As with the preceding causes of action, Plaintiffs have stated a claim with respect to Defendant Chernow, but not with respect to Defendant Nguyen or Doe 1. Plaintiffs have alleged that Defendant Chernow, as the psychologist on duty, was obligated to perform a direct evaluation of Mr. Machado's mental health when contacted by Nurse Timme. Defendant Chernow did not do so despite Nurse Timme informing her of Mr. Machado's present mental health and his claims that he had demons inside him. This is sufficient to state a claim under Section 845.6. In contrast, the allegations as to Defendant Nguyen are insufficient to demonstrate that she knew or had reason to know of Mr. Machado's immediate need for care after she prescribed him the one-time dose of Vistaril. With respect to Doe 1, there are no allegations as to what, if anything, he or she knew about Mr. Machado's need for immediate medical care.

Accordingly, the motion to dismiss Plaintiff's California Government Code Section 845.6 claim is granted as to Defendant Nguyen and Doe 1.

4. Attorneys Fees under California Civil Code §§ 51 and 52.1

Plaintiffs concede that they do not have a claim under Sections 51 or 52.1 which entitles them to attorneys fees. Defendants' motion to dismiss Plaintiff's request for attorneys fees under Civil Code Section 51 and 52.1 is therefore granted.

CONCLUSION

For the reasons explained above, Defendants' motion to dismiss (Dkt. No. 59) is GRANTED IN PART and DENIED IN PART as follows:

The motion is DENIED as to the claims against Defendant Chernow;

The motion is GRANTED with prejudice as to Plaintiff Garcia's state law claims;

The motion is GRANTED as to the claims against Defendant Nguyen and the Doe defendants with 20 days leave to amend; and

The motion is granted as to Plaintiffs' request for attorneys fees under California Civil Code Sections 51 or 52.1.

As discussed at the June 19, 2014 case management conference, this case is referred to a magistrate judge for a settlement conference within 90 days.

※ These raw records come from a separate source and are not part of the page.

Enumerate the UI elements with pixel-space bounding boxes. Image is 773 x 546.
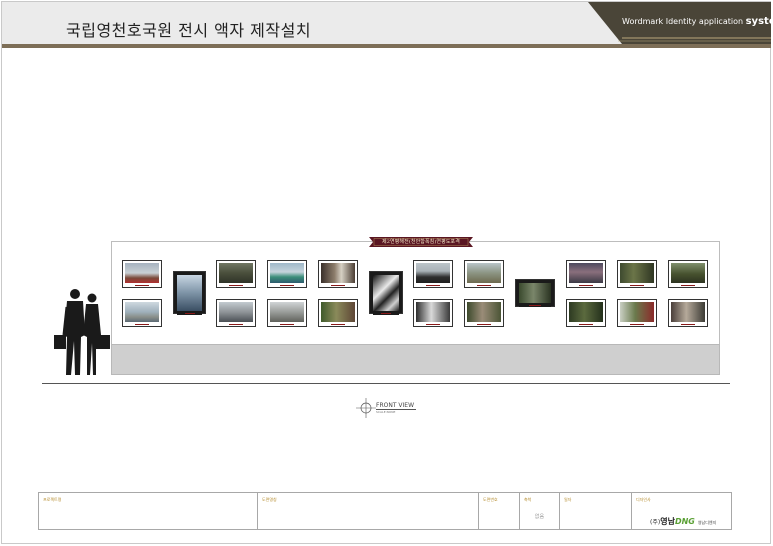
- photo-frame: [668, 299, 708, 327]
- photo-caption: [321, 322, 355, 326]
- photo-caption: [321, 283, 355, 287]
- photo-caption: [219, 283, 253, 287]
- photo-caption: [620, 283, 654, 287]
- photo-frame: [267, 299, 307, 327]
- logo-main: 영남: [660, 517, 675, 526]
- photo-caption: [467, 322, 501, 326]
- photo-caption: [219, 322, 253, 326]
- photo-frame: [122, 260, 162, 288]
- title-block-value: 없음: [534, 514, 545, 520]
- photo-frame: [413, 299, 453, 327]
- photo-frame: [617, 299, 657, 327]
- logo-sub: 영남디엔지: [697, 520, 717, 525]
- photo-caption: [569, 322, 603, 326]
- photo-frame-tall: [369, 271, 403, 315]
- brand-tagline-bold: system: [745, 16, 773, 27]
- photo-caption: [177, 311, 202, 315]
- photo-image: [270, 263, 304, 283]
- photo-caption: [416, 283, 450, 287]
- logo-dng: DNG: [674, 517, 695, 526]
- photo-frame: [464, 260, 504, 288]
- photo-frame: [566, 260, 606, 288]
- photo-frame: [617, 260, 657, 288]
- photo-frame: [318, 299, 358, 327]
- photo-caption: [125, 283, 159, 287]
- photo-caption: [416, 322, 450, 326]
- photo-caption: [125, 322, 159, 326]
- photo-image: [219, 263, 253, 283]
- photo-caption: [373, 311, 399, 315]
- title-block-label: 디자인사: [636, 497, 651, 502]
- photo-image: [373, 275, 399, 311]
- photo-image: [671, 263, 705, 283]
- photo-image: [219, 302, 253, 322]
- scale-label: SCALE:NONE: [376, 410, 396, 414]
- photo-caption: [671, 322, 705, 326]
- photo-caption: [467, 283, 501, 287]
- photo-frame: [515, 279, 555, 307]
- photo-image: [569, 263, 603, 283]
- scale-figures-silhouette: [54, 289, 110, 375]
- photo-image: [177, 275, 202, 311]
- title-block-label: 축척: [524, 497, 532, 502]
- photo-frame-tall: [173, 271, 206, 315]
- photo-image: [321, 263, 355, 283]
- photo-image: [569, 302, 603, 322]
- title-block-drawing-name: 도면명칭: [258, 493, 479, 529]
- photo-frame: [216, 260, 256, 288]
- brand-tagline: Wordmark Identity application system: [622, 16, 773, 27]
- title-block-label: 프로젝트명: [43, 497, 62, 502]
- photo-frame: [318, 260, 358, 288]
- photo-frame: [413, 260, 453, 288]
- photo-frame: [216, 299, 256, 327]
- photo-image: [270, 302, 304, 322]
- title-block-label: 도면명칭: [262, 497, 277, 502]
- title-block: 프로젝트명 도면명칭 도면번호 축척 없음 일자 디자인사: [38, 492, 732, 530]
- photo-image: [416, 263, 450, 283]
- photo-image: [125, 302, 159, 322]
- photo-frame: [668, 260, 708, 288]
- photo-frame: [566, 299, 606, 327]
- photo-caption: [519, 303, 551, 307]
- title-block-label: 일자: [564, 497, 572, 502]
- photo-frame: [267, 260, 307, 288]
- title-block-drawing-number: 도면번호: [479, 493, 520, 529]
- photo-image: [125, 263, 159, 283]
- photo-caption: [270, 322, 304, 326]
- photo-image: [671, 302, 705, 322]
- title-block-date: 일자: [560, 493, 632, 529]
- page-title: 국립영천호국원 전시 액자 제작설치: [66, 21, 312, 40]
- photo-caption: [270, 283, 304, 287]
- title-block-label: 도면번호: [483, 497, 498, 502]
- photo-frame: [464, 299, 504, 327]
- wall-title-text: 제2연평해전(천안함폭침)연평도포격: [382, 239, 460, 245]
- photo-image: [467, 302, 501, 322]
- photo-caption: [620, 322, 654, 326]
- brand-tagline-prefix: Wordmark Identity application: [622, 17, 746, 26]
- photo-image: [620, 302, 654, 322]
- logo-prefix: (주): [650, 519, 661, 526]
- floor-line: [42, 383, 730, 384]
- photo-image: [321, 302, 355, 322]
- photo-frame: [122, 299, 162, 327]
- photo-image: [519, 283, 551, 303]
- title-block-project: 프로젝트명: [39, 493, 258, 529]
- wall-base-plinth: [111, 344, 720, 375]
- front-view-label: FRONT VIEW: [376, 402, 415, 409]
- photo-image: [620, 263, 654, 283]
- photo-image: [467, 263, 501, 283]
- header-underline-bar: [2, 44, 771, 48]
- photo-caption: [671, 283, 705, 287]
- company-logo: (주)영남DNG 영남디엔지: [650, 509, 717, 526]
- photo-image: [416, 302, 450, 322]
- photo-caption: [569, 283, 603, 287]
- title-block-scale: 축척 없음: [520, 493, 560, 529]
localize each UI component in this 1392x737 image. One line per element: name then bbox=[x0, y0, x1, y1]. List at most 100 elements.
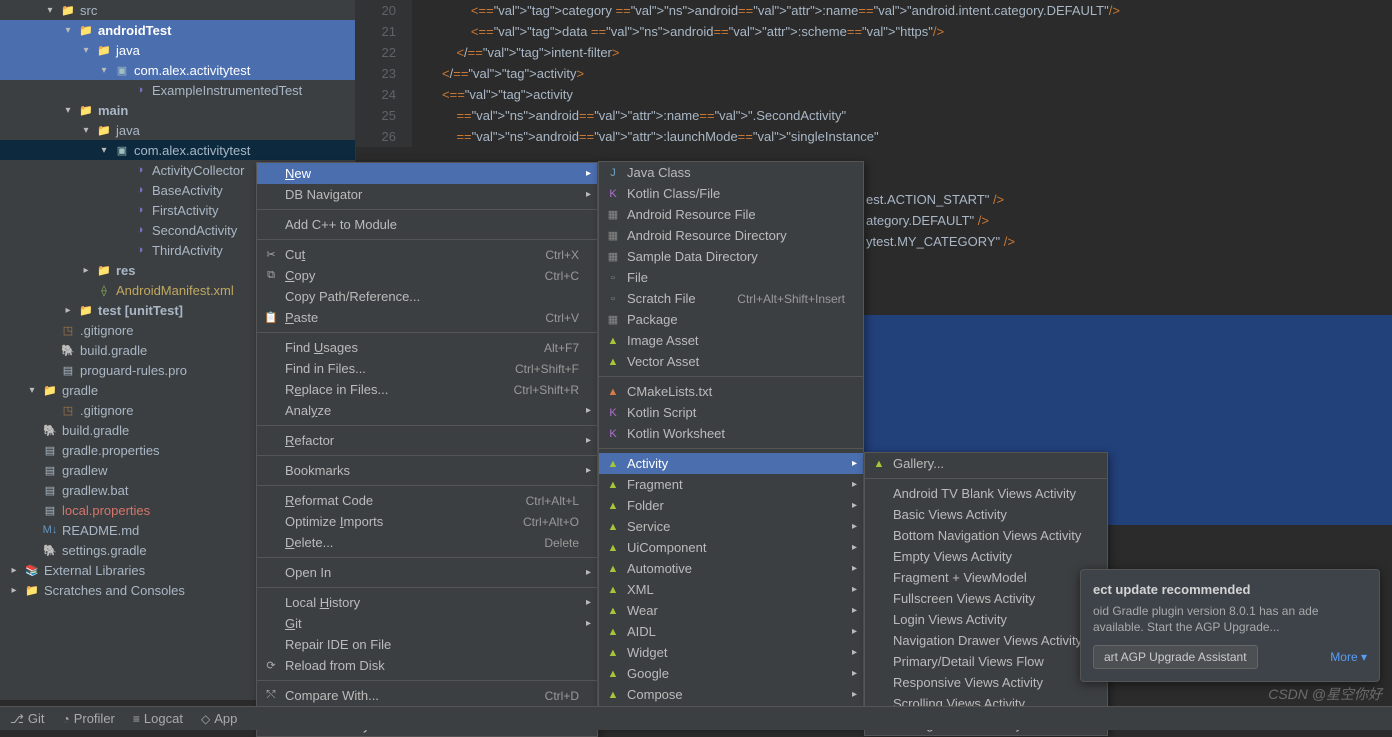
context-menu-item[interactable]: ⤲Compare With...Ctrl+D bbox=[257, 685, 597, 706]
new-submenu-item[interactable]: ▦Android Resource Directory bbox=[599, 225, 863, 246]
chevron-icon[interactable]: ▾ bbox=[80, 45, 92, 56]
new-submenu-item[interactable]: ▲Fragment▸ bbox=[599, 474, 863, 495]
bottom-tool-bar[interactable]: ⎇Git ◔Profiler ≡Logcat ◇App bbox=[0, 706, 1392, 730]
chevron-icon[interactable]: ▸ bbox=[8, 585, 20, 596]
context-menu-item[interactable]: Optimize ImportsCtrl+Alt+O bbox=[257, 511, 597, 532]
new-submenu-item[interactable]: ▲XML▸ bbox=[599, 579, 863, 600]
tree-item[interactable]: ▾▣com.alex.activitytest bbox=[0, 140, 355, 160]
context-menu-item[interactable]: Repair IDE on File bbox=[257, 634, 597, 655]
context-menu-item[interactable]: ⧉CopyCtrl+C bbox=[257, 265, 597, 286]
tree-item-label: build.gradle bbox=[80, 343, 147, 358]
activity-submenu-item[interactable]: ▲Gallery... bbox=[865, 453, 1107, 474]
new-submenu-item[interactable]: ▲Wear▸ bbox=[599, 600, 863, 621]
context-menu-item[interactable]: Git▸ bbox=[257, 613, 597, 634]
tree-item[interactable]: ▾📁java bbox=[0, 120, 355, 140]
context-menu-item[interactable]: Add C++ to Module bbox=[257, 214, 597, 235]
bottom-tab[interactable]: ⎇Git bbox=[10, 711, 44, 726]
activity-submenu-item[interactable]: Login Views Activity bbox=[865, 609, 1107, 630]
bottom-tab[interactable]: ≡Logcat bbox=[133, 711, 183, 726]
chevron-icon[interactable]: ▾ bbox=[98, 65, 110, 76]
activity-submenu-item[interactable]: Primary/Detail Views Flow bbox=[865, 651, 1107, 672]
context-menu[interactable]: New▸DB Navigator▸ Add C++ to Module ✂CutCt… bbox=[256, 162, 598, 737]
context-menu-item[interactable]: ⟳Reload from Disk bbox=[257, 655, 597, 676]
context-menu-item[interactable]: Replace in Files...Ctrl+Shift+R bbox=[257, 379, 597, 400]
tree-item[interactable]: ◑ExampleInstrumentedTest bbox=[0, 80, 355, 100]
new-submenu-item[interactable]: JJava Class bbox=[599, 162, 863, 183]
chevron-icon[interactable]: ▾ bbox=[44, 5, 56, 16]
menu-item-icon: ✂ bbox=[263, 248, 279, 261]
chevron-icon[interactable]: ▾ bbox=[80, 125, 92, 136]
context-menu-item[interactable]: DB Navigator▸ bbox=[257, 184, 597, 205]
new-submenu-item[interactable]: ▫Scratch FileCtrl+Alt+Shift+Insert bbox=[599, 288, 863, 309]
new-submenu-item[interactable]: ▦Android Resource File bbox=[599, 204, 863, 225]
context-menu-item[interactable]: Find UsagesAlt+F7 bbox=[257, 337, 597, 358]
new-submenu[interactable]: JJava ClassKKotlin Class/File▦Android Re… bbox=[598, 161, 864, 727]
context-menu-item[interactable]: Local History▸ bbox=[257, 592, 597, 613]
activity-submenu-item[interactable]: Android TV Blank Views Activity bbox=[865, 483, 1107, 504]
new-submenu-item[interactable]: ▦Sample Data Directory bbox=[599, 246, 863, 267]
chevron-icon[interactable]: ▾ bbox=[98, 145, 110, 156]
editor-code-peek: est.ACTION_START" />ategory.DEFAULT" />y… bbox=[866, 189, 1015, 252]
activity-submenu-item[interactable]: Fragment + ViewModel bbox=[865, 567, 1107, 588]
new-submenu-item[interactable]: ▲Vector Asset bbox=[599, 351, 863, 372]
new-submenu-item[interactable]: ▦Package bbox=[599, 309, 863, 330]
activity-submenu-item[interactable]: Bottom Navigation Views Activity bbox=[865, 525, 1107, 546]
menu-item-icon: ▲ bbox=[605, 563, 621, 575]
tab-icon: ⎇ bbox=[10, 712, 24, 726]
notification-more-link[interactable]: More ▾ bbox=[1330, 650, 1367, 664]
new-submenu-item[interactable]: ▲Activity▸ bbox=[599, 453, 863, 474]
menu-item-icon: K bbox=[605, 428, 621, 440]
new-submenu-item[interactable]: ▲CMakeLists.txt bbox=[599, 381, 863, 402]
agp-upgrade-button[interactable]: art AGP Upgrade Assistant bbox=[1093, 645, 1258, 669]
context-menu-item[interactable]: Open In▸ bbox=[257, 562, 597, 583]
bottom-tab[interactable]: ◇App bbox=[201, 711, 237, 726]
chevron-icon[interactable]: ▸ bbox=[8, 565, 20, 576]
menu-item-label: Fragment bbox=[627, 477, 683, 492]
tree-item[interactable]: ▾📁main bbox=[0, 100, 355, 120]
new-submenu-item[interactable]: ▲UiComponent▸ bbox=[599, 537, 863, 558]
context-menu-item[interactable]: Delete...Delete bbox=[257, 532, 597, 553]
context-menu-item[interactable]: Analyze▸ bbox=[257, 400, 597, 421]
new-submenu-item[interactable]: ▲Widget▸ bbox=[599, 642, 863, 663]
chevron-icon[interactable]: ▾ bbox=[62, 25, 74, 36]
menu-item-label: UiComponent bbox=[627, 540, 707, 555]
notification-popup[interactable]: ect update recommended oid Gradle plugin… bbox=[1080, 569, 1380, 682]
activity-submenu-item[interactable]: Fullscreen Views Activity bbox=[865, 588, 1107, 609]
context-menu-item[interactable]: Reformat CodeCtrl+Alt+L bbox=[257, 490, 597, 511]
activity-submenu-item[interactable]: Navigation Drawer Views Activity bbox=[865, 630, 1107, 651]
new-submenu-item[interactable]: KKotlin Class/File bbox=[599, 183, 863, 204]
bottom-tab[interactable]: ◔Profiler bbox=[62, 711, 114, 726]
context-menu-item[interactable]: Bookmarks▸ bbox=[257, 460, 597, 481]
context-menu-item[interactable]: ✂CutCtrl+X bbox=[257, 244, 597, 265]
new-submenu-item[interactable]: ▲Image Asset bbox=[599, 330, 863, 351]
chevron-icon[interactable]: ▸ bbox=[62, 305, 74, 316]
activity-submenu-item[interactable]: Empty Views Activity bbox=[865, 546, 1107, 567]
tree-item[interactable]: ▾📁src bbox=[0, 0, 355, 20]
activity-submenu-item[interactable]: Responsive Views Activity bbox=[865, 672, 1107, 693]
new-submenu-item[interactable]: KKotlin Worksheet bbox=[599, 423, 863, 444]
new-submenu-item[interactable]: ▲Folder▸ bbox=[599, 495, 863, 516]
tree-item[interactable]: ▾▣com.alex.activitytest bbox=[0, 60, 355, 80]
new-submenu-item[interactable]: ▲Automotive▸ bbox=[599, 558, 863, 579]
context-menu-item[interactable]: Copy Path/Reference... bbox=[257, 286, 597, 307]
chevron-icon[interactable]: ▾ bbox=[62, 105, 74, 116]
new-submenu-item[interactable]: ▫File bbox=[599, 267, 863, 288]
new-submenu-item[interactable]: ▲Compose▸ bbox=[599, 684, 863, 705]
chevron-icon[interactable]: ▸ bbox=[80, 265, 92, 276]
tree-item[interactable]: ▾📁java bbox=[0, 40, 355, 60]
prop-icon: ▤ bbox=[42, 462, 58, 478]
chevron-icon[interactable]: ▾ bbox=[26, 385, 38, 396]
new-submenu-item[interactable]: KKotlin Script bbox=[599, 402, 863, 423]
new-submenu-item[interactable]: ▲Google▸ bbox=[599, 663, 863, 684]
activity-submenu-item[interactable]: Basic Views Activity bbox=[865, 504, 1107, 525]
context-menu-item[interactable]: Find in Files...Ctrl+Shift+F bbox=[257, 358, 597, 379]
new-submenu-item[interactable]: ▲AIDL▸ bbox=[599, 621, 863, 642]
context-menu-item[interactable]: New▸ bbox=[257, 163, 597, 184]
context-menu-item[interactable]: Refactor▸ bbox=[257, 430, 597, 451]
activity-submenu[interactable]: ▲Gallery... Android TV Blank Views Activi… bbox=[864, 452, 1108, 736]
tree-item[interactable]: ▾📁androidTest bbox=[0, 20, 355, 40]
editor-code[interactable]: <=="val">"tag">category =="val">"ns">and… bbox=[442, 0, 1120, 147]
context-menu-item[interactable]: 📋PasteCtrl+V bbox=[257, 307, 597, 328]
new-submenu-item[interactable]: ▲Service▸ bbox=[599, 516, 863, 537]
pkg-icon: ▣ bbox=[114, 62, 130, 78]
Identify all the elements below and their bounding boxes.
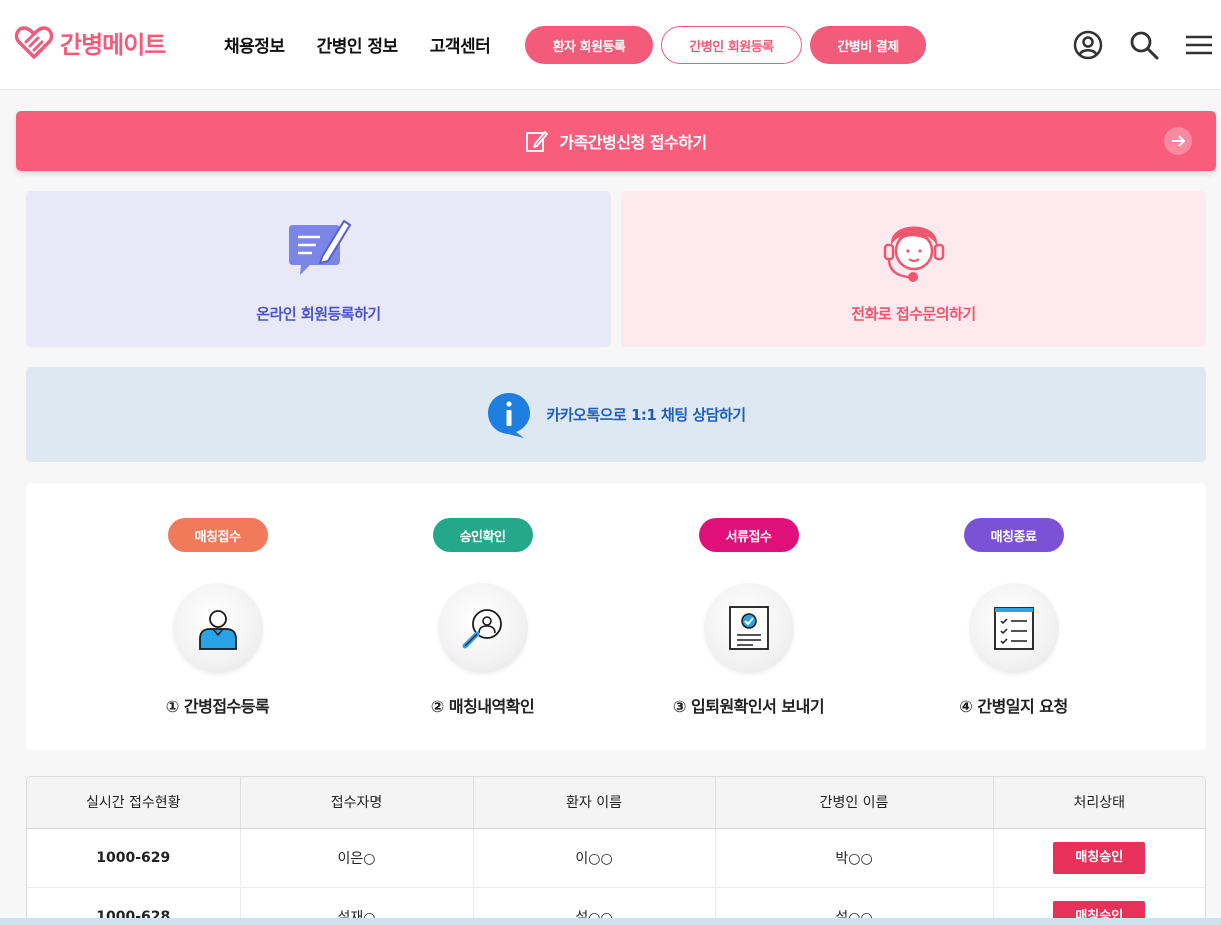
user-icon[interactable] [1071,28,1105,62]
step-4: 매칭종료 ④ 간병일지 요청 [881,483,1146,750]
search-icon[interactable] [1127,28,1161,62]
table-row: 1000-629 이은○ 이○○ 박○○ 매칭승인 [27,828,1205,888]
chat-edit-icon [289,220,351,275]
nav-jobs[interactable]: 채용정보 [224,32,285,57]
caregiver-register-button[interactable]: 간병인 회원등록 [661,26,802,64]
step-4-badge: 매칭종료 [963,518,1064,552]
col-header-receipt: 실시간 접수현황 [27,777,241,829]
step-3: 서류접수 ③ 입퇴원확인서 보내기 [616,483,881,750]
patient-register-button[interactable]: 환자 회원등록 [525,26,653,64]
person-icon [198,610,237,650]
status-badge[interactable]: 매칭승인 [1053,841,1146,874]
step-2-circle [437,583,528,673]
bottom-bar [0,918,1221,925]
step-1-circle [172,583,263,673]
step-4-label: ④ 간병일지 요청 [959,697,1068,716]
step-2-label: ② 매칭내역확인 [430,697,535,716]
step-1: 매칭접수 ① 간병접수등록 [85,483,350,750]
step-1-badge: 매칭접수 [167,518,268,552]
status-cell: 매칭승인 [993,828,1205,888]
step-3-badge: 서류접수 [698,518,799,552]
phone-inquiry-label: 전화로 접수문의하기 [851,305,976,323]
logo-text: 간병메이트 [60,30,166,59]
checklist-icon [993,607,1034,650]
phone-inquiry-card[interactable]: 전화로 접수문의하기 [621,191,1206,347]
kakao-chat-label: 카카오톡으로 1:1 채팅 상담하기 [546,406,746,424]
header: 간병메이트 채용정보 간병인 정보 고객센터 환자 회원등록 간병인 회원등록 … [0,0,1221,90]
step-3-label: ③ 입퇴원확인서 보내기 [672,697,825,716]
caregiver-name: 박○○ [715,828,994,888]
col-header-status: 처리상태 [993,777,1205,829]
step-2-badge: 승인확인 [432,518,533,552]
headset-agent-icon [883,226,945,282]
main-nav: 채용정보 간병인 정보 고객센터 [224,32,491,57]
receipt-number: 1000-629 [27,828,241,888]
heart-hands-icon [14,26,54,59]
process-steps: 매칭접수 ① 간병접수등록 승인확인 ② 매칭내역확인 서류접수 ③ 입퇴원확인… [26,483,1206,750]
edit-icon [526,131,549,152]
step-1-label: ① 간병접수등록 [165,697,270,716]
banner-label: 가족간병신청 접수하기 [559,133,707,152]
online-register-card[interactable]: 온라인 회원등록하기 [26,191,611,347]
applicant-name: 이은○ [240,828,474,888]
step-2: 승인확인 ② 매칭내역확인 [350,483,615,750]
col-header-patient: 환자 이름 [473,777,716,829]
online-register-label: 온라인 회원등록하기 [256,305,381,323]
payment-button[interactable]: 간병비 결제 [810,26,926,64]
arrow-right-icon [1164,127,1192,155]
step-3-circle [703,583,794,673]
col-header-applicant: 접수자명 [240,777,474,829]
nav-caregiver-info[interactable]: 간병인 정보 [317,32,399,57]
kakao-chat-banner[interactable]: 카카오톡으로 1:1 채팅 상담하기 [26,367,1206,462]
col-header-caregiver: 간병인 이름 [715,777,994,829]
table-header-row: 실시간 접수현황 접수자명 환자 이름 간병인 이름 처리상태 [27,777,1205,829]
logo[interactable]: 간병메이트 [14,22,166,62]
info-bubble-icon [488,392,531,438]
family-care-apply-banner[interactable]: 가족간병신청 접수하기 [16,111,1216,171]
nav-customer-center[interactable]: 고객센터 [430,32,491,57]
realtime-status-table: 실시간 접수현황 접수자명 환자 이름 간병인 이름 처리상태 1000-629… [26,776,1206,925]
menu-icon[interactable] [1182,28,1216,62]
patient-name: 이○○ [473,828,716,888]
step-4-circle [968,583,1059,673]
document-check-icon [728,606,769,650]
magnifier-person-icon [462,609,502,649]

The Court will hold a further case management conference on August 7, 2014 at 1:30 p.m. Plaintiffs' counsel may appear by telephone.

IT IS SO ORDERED.

FootNotes


1. The Court construes the motion as exclusively a motion to dismiss under Rule 12(b)(6). A dismissal based on Eleventh Amendment immunity should be analyzed under Rule 12(b)(6) and not as a jurisdictional issue under Rule 12(b)(1). See Steshenko v. Gayrard, No. 13-CV-03400, 2014 WL 2120837, at *n.1 (N.D. Cal. May 20, 2014); see also Elwood v. Drescher, 456 F.3d 943, 949 (9th Cir. 2006) (stating that "dismissal based on Eleventh Amendment immunity is not a dismissal for lack of subject matter jurisdiction, but instead rests on an affirmative defense.") (quotation marks and citation omitted).
2. The Court denies Plaintiff's request for judicial notice and the documents attached thereto as they do not reference any of the parties to this action, and thus do not seek notice of an adjudicative fact pursuant to Federal Rule of Evidence 201. The Court denies Defendants' request for judicial notice as unnecessary as Plaintiffs do not dispute that Defendant Nguyen was not the Chief of Mental Health at Pelican Bay.
3. The same is true for Doe 1 for whom there are even fewer factual allegations beyond that he or she was the on-duty RN on October 23, 2011 and was contacted when Mr. Machado requested a second dose of medication and he or she declined to order a second dose.